Pour autant, on ne boude pas son plaisir tout du long, d’autant plus que la troupe de l’Opéra royal montre une cohésion éloquente, tout autant qu’un niveau vocal très satisfaisant. Outre le solide Lars Arvidson, on est ainsi bluffé, par les couleurs mordantes de Miriam Treichl, sans parler des phrasés nobles et bouleversants d’Ola Eliasson. Seuls les deux rôles-titres montrent quelques faiblesses, notamment dans les passages de registre épineux au I, là où Schreker se montre le plus innovant dans son écriture verticale parsemée de détails orchestraux raffinés. Agneta Eichenholz (Grete) est ainsi plusieurs fois en délicatesse avec son placement de voix, occasionnant quelques faussetés dans les attaques, heureusement plus rares ensuite quand la voix mieux posée s’éclaire de l’ivresse du chant néo-wagnérien, aux II et III. Daniel Johansson (Fritz) souffre quant à lui d’une tessiture insuffisante dans l’aigu, qui occasionne une émission étroite et forcée, là aussi compensée par des graves splendides et une belle composition dramatique. Les chœurs, bien préparés, se montrent à la hauteur de l’événement, mais c’est surtout la direction de Stefan Blunier qui nous emporte par son geste néo-romantique, tournant Schreker vers ses influences wagnériennes – à l’inverse de la direction élégante et piquante de Sebastian Weigle à Francfort en début d’année. On gagne, par l’opposition des pupitres, en vision dramatique ce que l’on perd en subtilité dans les parties apaisées, moins abouties en comparaison.

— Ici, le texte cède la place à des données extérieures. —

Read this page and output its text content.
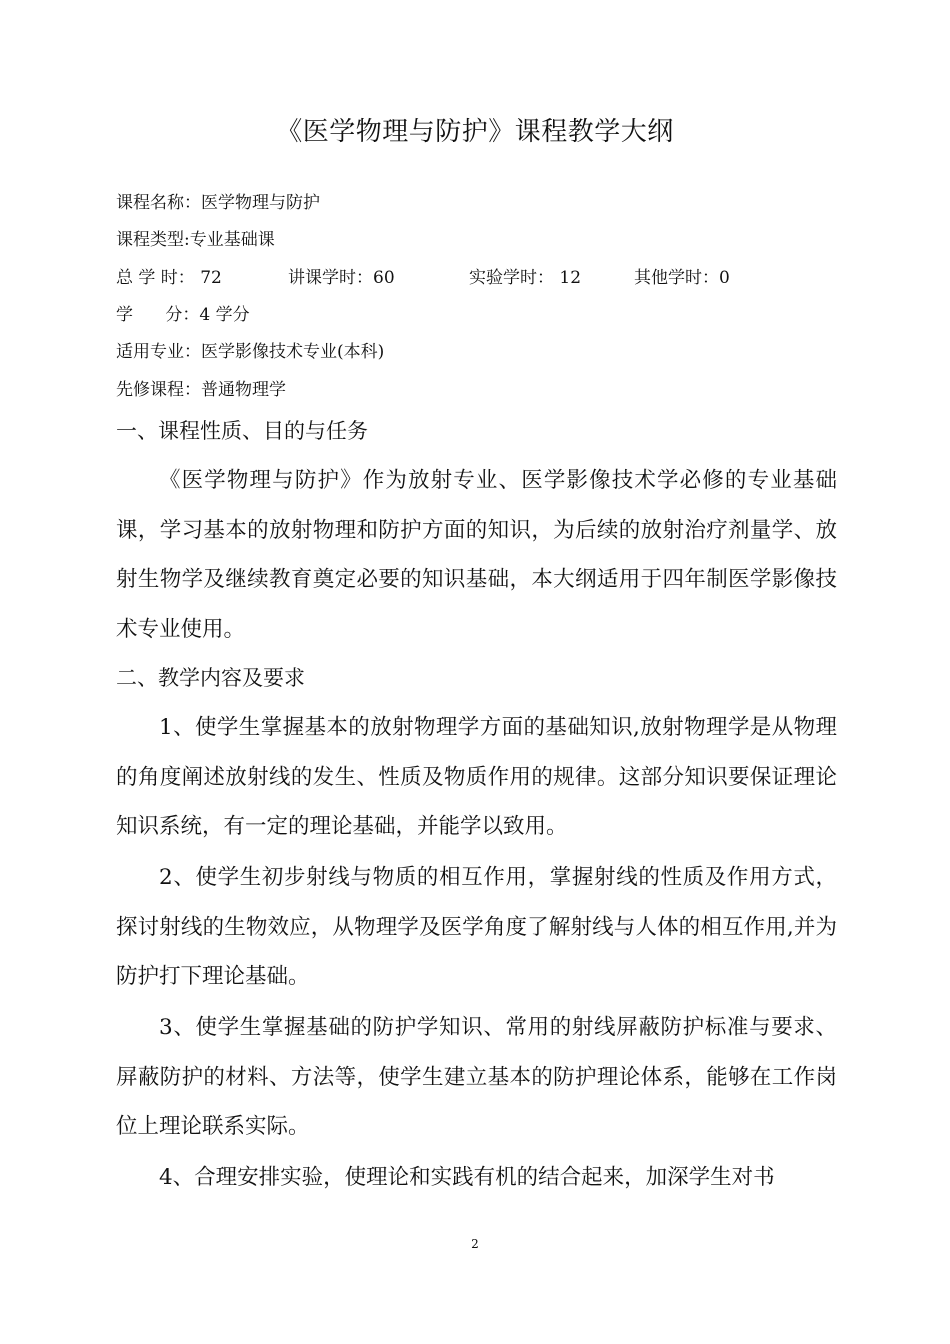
《医学物理与防护》课程教学大纲
课程名称：医学物理与防护
课程类型:专业基础课
总 学 时： 72	讲课学时：60	实验学时： 12	其他学时：0
学      分：4 学分
适用专业：医学影像技术专业(本科)
先修课程：普通物理学
一、课程性质、目的与任务

《医学物理与防护》作为放射专业、医学影像技术学必修的专业基础课，学习基本的放射物理和防护方面的知识，为后续的放射治疗剂量学、放射生物学及继续教育奠定必要的知识基础，本大纲适用于四年制医学影像技术专业使用。

二、教学内容及要求

1、使学生掌握基本的放射物理学方面的基础知识,放射物理学是从物理的角度阐述放射线的发生、性质及物质作用的规律。这部分知识要保证理论知识系统，有一定的理论基础，并能学以致用。

2、使学生初步射线与物质的相互作用，掌握射线的性质及作用方式，探讨射线的生物效应，从物理学及医学角度了解射线与人体的相互作用,并为防护打下理论基础。

3、使学生掌握基础的防护学知识、常用的射线屏蔽防护标准与要求、屏蔽防护的材料、方法等，使学生建立基本的防护理论体系，能够在工作岗位上理论联系实际。

4、合理安排实验，使理论和实践有机的结合起来，加深学生对书

2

Un spectacle globalement réussi à savourer sans modération, si vous êtes de passage à Stockholm: même s’il faudra lire le livret avant le spectacle, faute de surtitres en anglais, on ne manquera pas d’admirer les splendeurs de cette belle maison, dont les plafonds peints par le toujours surprenant Carl Larsson (1853-1919).